Se Iran e Turchia pagano dazio, ora tocca all’Albania passare all’incasso.
– Di Alessandro Zorgniotti
La situazione di emergenza economica e monetaria, e inevitabilmente anche politica, venutasi a creare nella Turchia di Erdogan viene seguita con una certa apprensione dai mercati occidentali, e naturalmente anche dall’Albania, in considerazione dell’interesse che, nel corso dei secoli e delle diverse epoche storiche, i Balcani e i Paesi albanofoni hanno sempre suscitato nei confronti di Ankara.
La Turchia, a seguito della svolta autoritaria e personalistica impressa dalle riforme di Erdogan – al potere dal 1994 prima come sindaco della Capitale, poi come Premier e ora come capo dello Stato – ha sì conseguito una lunga e importante performance economica, della quale sta però adesso pagando le controindicazioni dal punto di vista di una inflazione a due cifre – trattandosi di un’economia basata principalmente sul debito di famiglie e imprese – e della reazione americana tramite imposizione di dazi. In pratica, una sanzione internazionale.
L’attuale scenario turco offre degli insegnamenti anche per quel che riguarda l’evoluzione dei Balcani. Il primo punto è quello relativo agli eccessi di concentrazione del potere in mano all’uomo solo, perché si tratta di una tendenza che presto o tardi viene punita dai mercati occidentali, e l’Albania è a tutti gli effetti un Paese dell’Europa occidentale, facendo nostre le bellissime parole della presidente della commissione affari esteri del Parlamento di Tirana, onorevole Mimi Kodheli.
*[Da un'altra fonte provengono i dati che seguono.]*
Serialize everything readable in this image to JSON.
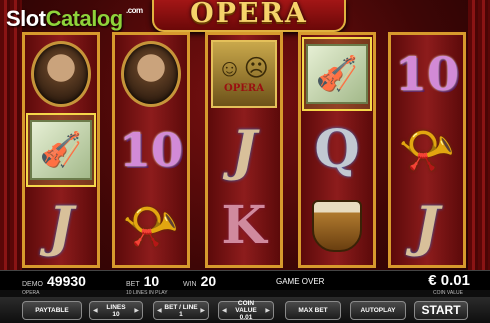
{
  "watermark": {
    "part1": "Slot",
    "part2": "Catalog",
    "suffix": ".com"
  },
  "title": "OPERA",
  "reels": [
    [
      "portrait-handel",
      "violin-sheet",
      "letter-j"
    ],
    [
      "portrait-verdi",
      "letter-10",
      "horn"
    ],
    [
      "masks",
      "letter-j",
      "letter-k"
    ],
    [
      "violin-sheet",
      "letter-q",
      "drum"
    ],
    [
      "letter-10",
      "horn",
      "letter-j"
    ]
  ],
  "symbol_text": {
    "letter-10": "10",
    "letter-j": "J",
    "letter-q": "Q",
    "letter-k": "K",
    "masks_word": "OPERA"
  },
  "info": {
    "demo_label": "DEMO",
    "demo_value": "49930",
    "bet_label": "BET",
    "bet_value": "10",
    "win_label": "WIN",
    "win_value": "20",
    "status": "GAME OVER",
    "coin_value": "€ 0.01"
  },
  "sub_info": {
    "game_name": "OPERA",
    "lines_in_play": "10 LINES IN PLAY",
    "coin_value_label": "COIN VALUE"
  },
  "buttons": {
    "paytable": "PAYTABLE",
    "lines_label": "LINES",
    "lines_value": "10",
    "bet_line_label": "BET / LINE",
    "bet_line_value": "1",
    "coin_value_label": "COIN VALUE",
    "coin_value_value": "0.01",
    "max_bet": "MAX BET",
    "autoplay": "AUTOPLAY",
    "start": "START"
  }
}
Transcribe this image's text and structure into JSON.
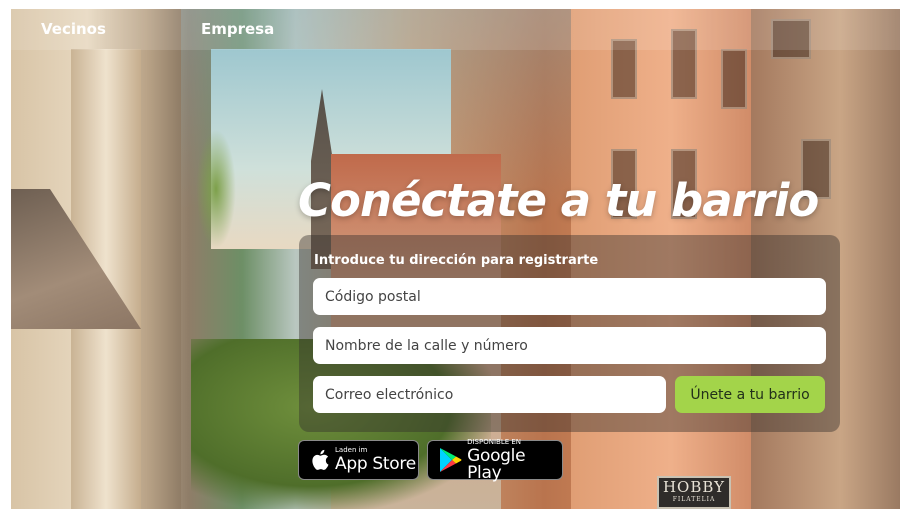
{
  "nav": {
    "vecinos": "Vecinos",
    "empresa": "Empresa"
  },
  "hero": {
    "headline": "Conéctate a tu barrio"
  },
  "signup": {
    "label": "Introduce tu dirección para registrarte",
    "postal_placeholder": "Código postal",
    "street_placeholder": "Nombre de la calle y número",
    "email_placeholder": "Correo electrónico",
    "submit_label": "Únete a tu barrio"
  },
  "stores": {
    "apple": {
      "small": "Laden im",
      "big": "App Store",
      "icon": "apple-icon"
    },
    "google": {
      "small": "DISPONIBLE EN",
      "big": "Google Play",
      "icon": "google-play-icon"
    }
  },
  "background_sign": {
    "line1": "HOBBY",
    "line2": "FILATELIA"
  },
  "colors": {
    "accent_button": "#a3d44a",
    "panel_overlay": "rgba(50,45,42,0.42)",
    "text": "#ffffff"
  }
}
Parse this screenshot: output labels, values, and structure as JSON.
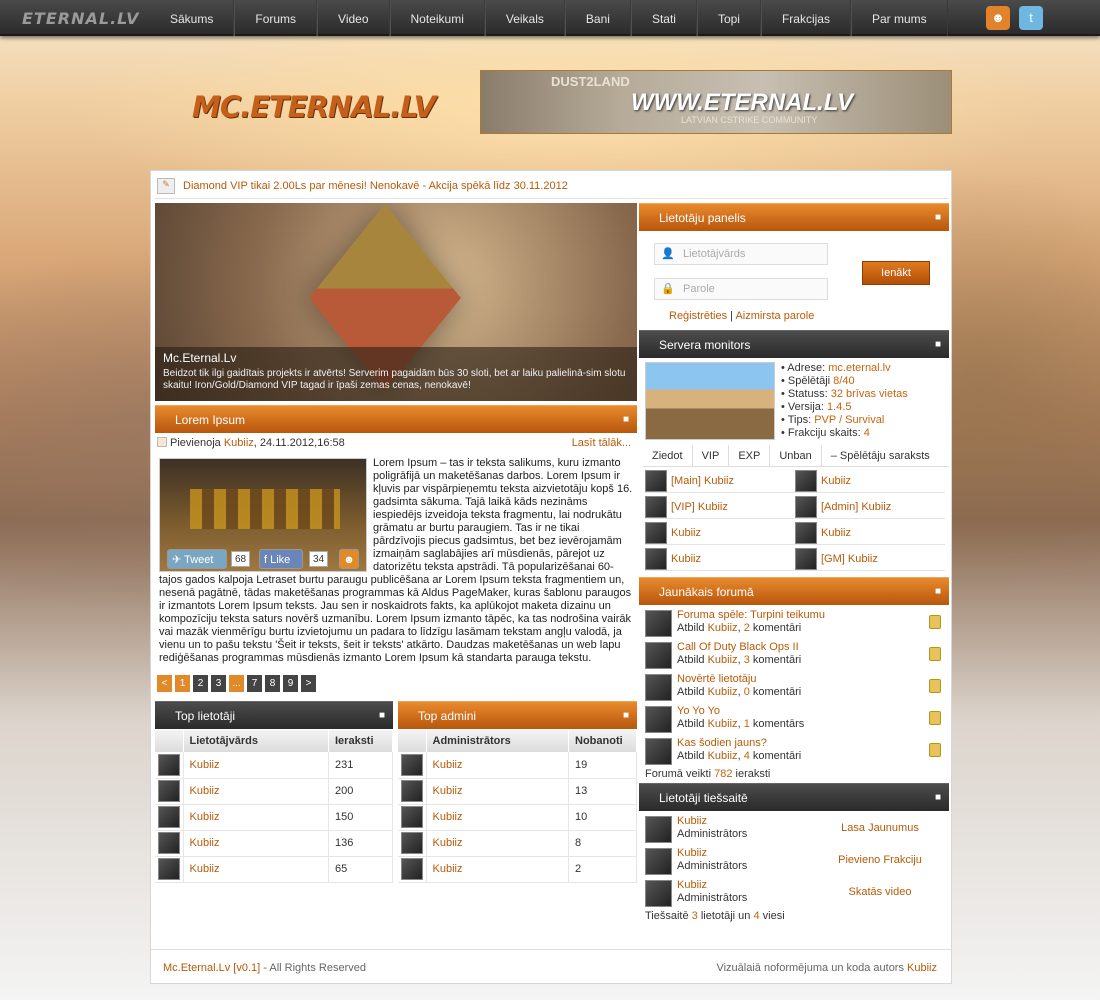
{
  "topbar": {
    "logo": "ETERNAL.LV",
    "nav": [
      "Sākums",
      "Forums",
      "Video",
      "Noteikumi",
      "Veikals",
      "Bani",
      "Stati",
      "Topi",
      "Frakcijas",
      "Par mums"
    ]
  },
  "header": {
    "logo": "MC.ETERNAL.LV",
    "banner_top": "DUST2LAND",
    "banner_main": "WWW.ETERNAL.LV",
    "banner_sub": "LATVIAN CSTRIKE COMMUNITY"
  },
  "promo": {
    "text": "Diamond VIP tikai 2.00Ls par mēnesi! Nenokavē - Akcija spēkā līdz 30.11.2012"
  },
  "slide": {
    "title": "Mc.Eternal.Lv",
    "desc": "Beidzot tik ilgi gaidītais projekts ir atvērts! Serverim pagaidām būs 30 sloti, bet ar laiku palielinā-sim slotu skaitu! Iron/Gold/Diamond VIP tagad ir īpaši zemas cenas, nenokavē!"
  },
  "article": {
    "title": "Lorem Ipsum",
    "added_by": "Pievienoja",
    "author": "Kubiiz",
    "date": ", 24.11.2012,16:58",
    "more": "Lasīt tālāk...",
    "tweet": "Tweet",
    "tweet_count": "68",
    "like": "Like",
    "like_count": "34",
    "body": "Lorem Ipsum – tas ir teksta salikums, kuru izmanto poligrāfijā un maketēšanas darbos. Lorem Ipsum ir kļuvis par vispārpieņemtu teksta aizvietotāju kopš 16. gadsimta sākuma. Tajā laikā kāds nezināms iespiedējs izveidoja teksta fragmentu, lai nodrukātu grāmatu ar burtu paraugiem. Tas ir ne tikai pārdzīvojis piecus gadsimtus, bet bez ievērojamām izmaiņām saglabājies arī mūsdienās, pārejot uz datorizētu teksta apstrādi. Tā popularizēšanai 60-tajos gados kalpoja Letraset burtu paraugu publicēšana ar Lorem Ipsum teksta fragmentiem un, nesenā pagātnē, tādas maketēšanas programmas kā Aldus PageMaker, kuras šablonu paraugos ir izmantots Lorem Ipsum teksts. Jau sen ir noskaidrots fakts, ka aplūkojot maketa dizainu un kompozīciju teksta saturs novērš uzmanību. Lorem Ipsum izmanto tāpēc, ka tas nodrošina vairāk vai mazāk vienmērīgu burtu izvietojumu un padara to līdzīgu lasāmam tekstam angļu valodā, ja vienu un to pašu tekstu 'Šeit ir teksts, šeit ir teksts' atkārto. Daudzas maketēšanas un web lapu rediģēšanas programmas mūsdienās izmanto Lorem Ipsum kā standarta parauga tekstu."
  },
  "pager": [
    "<",
    "1",
    "2",
    "3",
    "...",
    "7",
    "8",
    "9",
    ">"
  ],
  "top_users": {
    "title": "Top lietotāji",
    "col1": "Lietotājvārds",
    "col2": "Ieraksti",
    "rows": [
      [
        "Kubiiz",
        "231"
      ],
      [
        "Kubiiz",
        "200"
      ],
      [
        "Kubiiz",
        "150"
      ],
      [
        "Kubiiz",
        "136"
      ],
      [
        "Kubiiz",
        "65"
      ]
    ]
  },
  "top_admins": {
    "title": "Top admini",
    "col1": "Administrātors",
    "col2": "Nobanoti",
    "rows": [
      [
        "Kubiiz",
        "19"
      ],
      [
        "Kubiiz",
        "13"
      ],
      [
        "Kubiiz",
        "10"
      ],
      [
        "Kubiiz",
        "8"
      ],
      [
        "Kubiiz",
        "2"
      ]
    ]
  },
  "login": {
    "title": "Lietotāju panelis",
    "user_ph": "Lietotājvārds",
    "pass_ph": "Parole",
    "button": "Ienākt",
    "register": "Reģistrēties",
    "sep": "|",
    "forgot": "Aizmirsta parole"
  },
  "server": {
    "title": "Servera monitors",
    "lines": [
      [
        "• Adrese: ",
        "mc.eternal.lv"
      ],
      [
        "• Spēlētāji ",
        "8/40"
      ],
      [
        "• Statuss: ",
        "32 brīvas vietas"
      ],
      [
        "• Versija: ",
        "1.4.5"
      ],
      [
        "• Tips: ",
        "PVP / Survival"
      ],
      [
        "• Frakciju skaits: ",
        "4"
      ]
    ],
    "tabs": [
      "Ziedot",
      "VIP",
      "EXP",
      "Unban",
      "‒ Spēlētāju saraksts"
    ],
    "players": [
      "[Main] Kubiiz",
      "Kubiiz",
      "[VIP] Kubiiz",
      "[Admin] Kubiiz",
      "Kubiiz",
      "Kubiiz",
      "Kubiiz",
      "[GM] Kubiiz"
    ]
  },
  "forum": {
    "title": "Jaunākais forumā",
    "reply": "Atbild",
    "items": [
      [
        "Foruma spēle: Turpini teikumu",
        "Kubiiz",
        "2",
        "komentāri"
      ],
      [
        "Call Of Duty Black Ops II",
        "Kubiiz",
        "3",
        "komentāri"
      ],
      [
        "Novērtē lietotāju",
        "Kubiiz",
        "0",
        "komentāri"
      ],
      [
        "Yo Yo Yo",
        "Kubiiz",
        "1",
        "komentārs"
      ],
      [
        "Kas šodien jauns?",
        "Kubiiz",
        "4",
        "komentāri"
      ]
    ],
    "total_pre": "Forumā veikti",
    "total": "782",
    "total_post": "ieraksti"
  },
  "online": {
    "title": "Lietotāji tiešsaitē",
    "role": "Administrātors",
    "items": [
      [
        "Kubiiz",
        "Lasa Jaunumus"
      ],
      [
        "Kubiiz",
        "Pievieno Frakciju"
      ],
      [
        "Kubiiz",
        "Skatās video"
      ]
    ],
    "sum_pre": "Tiešsaitē",
    "users": "3",
    "sum_mid": "lietotāji un",
    "guests": "4",
    "sum_post": "viesi"
  },
  "footer": {
    "left_link": "Mc.Eternal.Lv [v0.1]",
    "left_text": " - All Rights Reserved",
    "right_text": "Vizuālaiā noformējuma un koda autors ",
    "right_link": "Kubiiz"
  }
}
Il secondo punto riguarda la connotazione storica e attuale dei Balcani del Sud a partire dalla stessa Albania: a Tirana gli investimenti economici e finanziari operati dai Turchi, dal sistema bancario alla costruzione di moschee, fino a investimenti culturali come l’invasione di prodotti televisivi sulle emittenti TV, possono essere anche bene accetti, ma – come diceva il grande intellettuale Pashko Vasa – “la religione degli Albanesi è l’Albanesità” e quindi il Paese delle Aquile, dal 1991 a oggi, è e rimane una finestra aperta verso l’Europa – pur con tutti i limiti dell’Unione Europea – e verso l’America.
La terza lezione è anzitutto una opportunità di cui – da parte anzitutto italiana e poi subito dopo europea – occorre rendersi conto. Le tensioni diplomatiche internazionali che si stanno verificando in Stati di area regionale vasta come Iran e Turchia – rispetto ai quali molti importanti investitori economici e finanziari italiani ed europei dichiarano la propria legittima preoccupazione – possono e DEVONO far riscoprire ancora di più la centralità dell’Albania e della macroregione albanofona (comprendente anche le Nazioni vicine) come piattaforma strategica non solo per l’export Italiano e dell’Unione Europea ma anche e soprattutto per sviluppare la produzione industriale e per raggiungere con la stessa quei mercati oggi di difficile accessibilità per una gran parte di PMI dell’Italia e dell’Europa. Le condizioni – valutarie, fiscali e finanziarie – per procedere a questo esistono tutte, e la stessa Banca centrale di Albania, attraverso le dichiarazioni del proprio Governatore Sejko, conferma la propria volontà di perseguire una moderata e ragionata crescita dell’inflazione con l’obiettivo di sostenere gli investimenti e i consumi sul mercato interno.
Insomma, se Iran e Turchia pagano dazio, per l’Albania e per tutta la macroregione circostante è arrivato il momento di passare all’incasso.